Just an hour ago, I got a terse critique of the I’ve Got Issues trailer from Matt42:
“Another awful fucking movie”
He seems so exhausted with it all. Sorry Matt42, at least you didn’t have to watch the whole thing.
I’ve Got Issues came out of a national crisis, instead of a me fretting over the fate of some creative project. I wrote it in the aftermath of the 2016 election, when all that human ugliness, which must have been there before, was illuminated to everyone. Most of the sensitive, struggling people I knew were reeling. Every headline was more bad news. It felt apocalyptic, an atom bomb of hate, rippling across our inner landscape. I decided, as a way to rescue myself and my band of creative collaborators, that I would make a film about tenderhearted characters joining together and choosing light over darkness.

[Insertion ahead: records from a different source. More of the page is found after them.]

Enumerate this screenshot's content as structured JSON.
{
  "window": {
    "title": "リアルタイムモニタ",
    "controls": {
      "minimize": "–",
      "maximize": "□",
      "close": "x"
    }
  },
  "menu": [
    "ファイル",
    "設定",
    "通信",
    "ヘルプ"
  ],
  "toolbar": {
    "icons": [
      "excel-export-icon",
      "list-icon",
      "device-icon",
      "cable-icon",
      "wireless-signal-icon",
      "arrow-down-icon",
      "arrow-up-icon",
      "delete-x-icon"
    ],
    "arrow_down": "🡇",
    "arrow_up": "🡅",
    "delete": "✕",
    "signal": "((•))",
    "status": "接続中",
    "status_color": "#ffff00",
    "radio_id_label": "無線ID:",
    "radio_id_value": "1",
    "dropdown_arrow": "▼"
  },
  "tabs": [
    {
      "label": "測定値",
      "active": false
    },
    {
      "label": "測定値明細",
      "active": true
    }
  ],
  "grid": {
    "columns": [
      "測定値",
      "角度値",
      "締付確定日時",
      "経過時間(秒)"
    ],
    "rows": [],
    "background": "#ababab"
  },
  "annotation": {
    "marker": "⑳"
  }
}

It would be our lifeboat. I took all these small stories of people being taken advantage of, heartbroken, beaten down, and linked them to the larger picture of suffering across time, to try to see that pain is part of our process of renewal.
As a political solution, I’m probably no help (please vote). My focus is dealing with our personal response to hurt, how we delude ourselves, how we are our own worst problem. I’m looking for deeply empathetic comedy rooted in the difficulties of being human. Ordinary difficulties, such as losing one’s car keys, and extraordinary difficulties, like why it is we can’t seem to get along with each other, and how sometimes problems big or small can plummet us into questioning the point of it all. Most of us tend to trap all the pain inside ourselves, our own jailers. We are terrible at seeing things in perspective.
Now in 2020, in the midst of political chaos and a global pandemic, I’ve Got Issues is more prescient than I wanted it to be. The hydrogen bomb that bookends the film doesn’t seem like such a metaphor anymore. The bad guys of my film – charlatans, narcissists and phony gurus – were modeled after our current leaders. Somehow in fiction they were easier to rehabilitate. I tried to both recognize evil and practice infinite compassion. It was my way of not falling into the aftershock of hate. Long ago, I started the film-for-religion swap that brought me toward creating I’ve Got Issues. The film is my comedic book of parables about how to survive modern life. Comedy can help if we let it. Write me a line if it does. (And sorry again, Matt42.)